L’Énigme du profit commence par un chapitre intitulé « production et distribution » où C. Darmangeat rappelle comment la valeur des marchandises se décompose entre celle transmise par les produits qui sont utilisés dans la production – occasion pour lui d’expliquer la distinction entre capital circulant et capital fixe – et la valeur ajoutée au cours de la production qui, en tant que « richesse nouvellement créée à chaque cycle de production » est la seule à donner lieu à une distribution de revenus. Lesdits revenus se ramènent quant à eux à « deux grands ensembles » : les salaires et les profits, chacun pouvant prendre des « formes diverses ». Les salaires avec leurs parties « directe » et « indirecte » (les cotisations sociales), les profits, « revenus de la propriété », se décomposant en « rentes » (loyers en tous genres), en intérêts versés aux capitaux empruntés et en « profits d’entreprise » – c’est-à-dire ce qui reste après la distribution des autres revenus de la propriété. Alors que l’origine des salaires, rémunération du travail effectué dans la production, ne pose pas vraiment de problème, il n’en est pas de même avec le profit car, comme le remarque C. Darmangeat, si « toutes les marchandises sont payées à leur valeur, comment expliquer que, dans les entreprises, les ventes puissent laisser un excédent sur les achats ? ». Pour Marx, « la seule possibilité logique » face à une telle question « était qu’une marchandise soit capable, lorsqu’on l’utilise, de créer davantage de valeur qu’elle n’en coûte », cette marchandise étant « le travailleur lui-même ou, plus précisément, une aptitude dont il dispose… sa capacité de travail ».

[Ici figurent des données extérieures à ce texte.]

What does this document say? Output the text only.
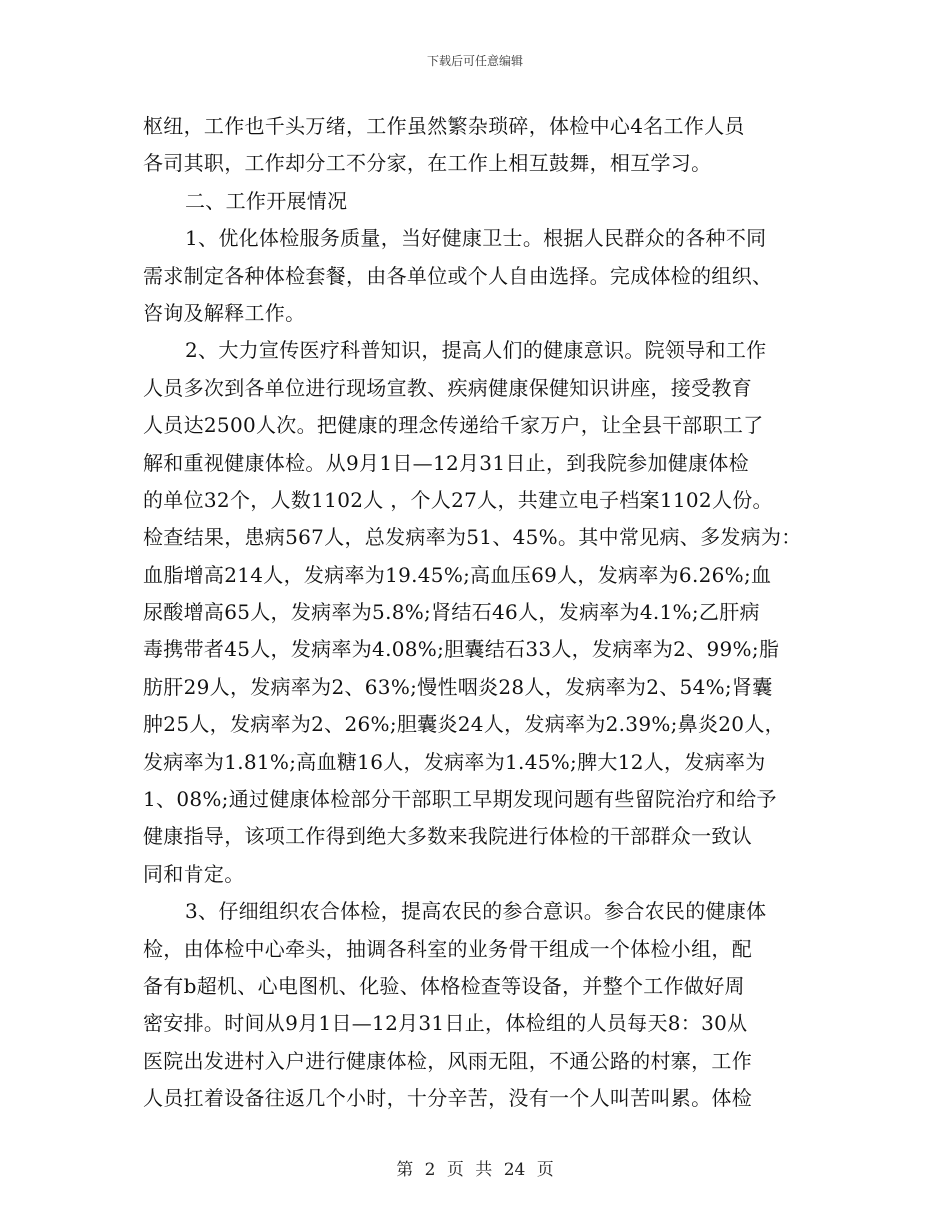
下载后可任意编辑
枢纽，工作也千头万绪，工作虽然繁杂琐碎，体检中心4名工作人员
各司其职，工作却分工不分家，在工作上相互鼓舞，相互学习。
二、工作开展情况
1、优化体检服务质量，当好健康卫士。根据人民群众的各种不同
需求制定各种体检套餐，由各单位或个人自由选择。完成体检的组织、
咨询及解释工作。
2、大力宣传医疗科普知识，提高人们的健康意识。院领导和工作
人员多次到各单位进行现场宣教、疾病健康保健知识讲座，接受教育
人员达2500人次。把健康的理念传递给千家万户，让全县干部职工了
解和重视健康体检。从9月1日—12月31日止，到我院参加健康体检
的单位32个，人数1102人 ，个人27人，共建立电子档案1102人份。
检查结果，患病567人，总发病率为51、45%。其中常见病、多发病为：
血脂增高214人，发病率为19.45%;高血压69人，发病率为6.26%;血
尿酸增高65人，发病率为5.8%;肾结石46人，发病率为4.1%;乙肝病
毒携带者45人，发病率为4.08%;胆囊结石33人，发病率为2、99%;脂
肪肝29人，发病率为2、63%;慢性咽炎28人，发病率为2、54%;肾囊
肿25人，发病率为2、26%;胆囊炎24人，发病率为2.39%;鼻炎20人，
发病率为1.81%;高血糖16人，发病率为1.45%;脾大12人，发病率为
1、08%;通过健康体检部分干部职工早期发现问题有些留院治疗和给予
健康指导，该项工作得到绝大多数来我院进行体检的干部群众一致认
同和肯定。
3、仔细组织农合体检，提高农民的参合意识。参合农民的健康体
检，由体检中心牵头，抽调各科室的业务骨干组成一个体检小组，配
备有b超机、心电图机、化验、体格检查等设备，并整个工作做好周
密安排。时间从9月1日—12月31日止，体检组的人员每天8：30从
医院出发进村入户进行健康体检，风雨无阻，不通公路的村寨，工作
人员扛着设备往返几个小时，十分辛苦，没有一个人叫苦叫累。体检
第 2 页 共 24 页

S’appuyant sur cette « possibilité logique », C. Darmangeat décrit les divers aspects de la théorie de la valeur travail de Marx, tout en s’efforçant de répondre aux objections qui viennent « naturellement » à l’esprit à son sujet. Cela lui permet de préciser les contours de cette théorie sans toutefois cacher les problèmes qu’elle soulève, dont certains donnent lieu à des « discussions difficiles » entre ceux qui se réclament, de près ou de loin, de Marx. L’Énigme du profit fournit ainsi l’occasion de connaître, ou de se remémorer, une théorie qui, pour certains, est toujours la seule théorie de la valeur valable. Ce que semble, par exemple, penser Keynes lorsqu’il écrit, dans la Théorie Générale, que « c’est le travail qui produit toute chose », qu’il est « le seul facteur de production » – même s’il s’inscrit davantage dans la perspective de Smith que de Marx. Le profit est donc loin d’être une « énigme » dans la théorie de la valeur-travail de Marx – il en constitue même un élément essentiel. Il le demeure, en revanche, pour les autres théories économiques, passées ou présentes.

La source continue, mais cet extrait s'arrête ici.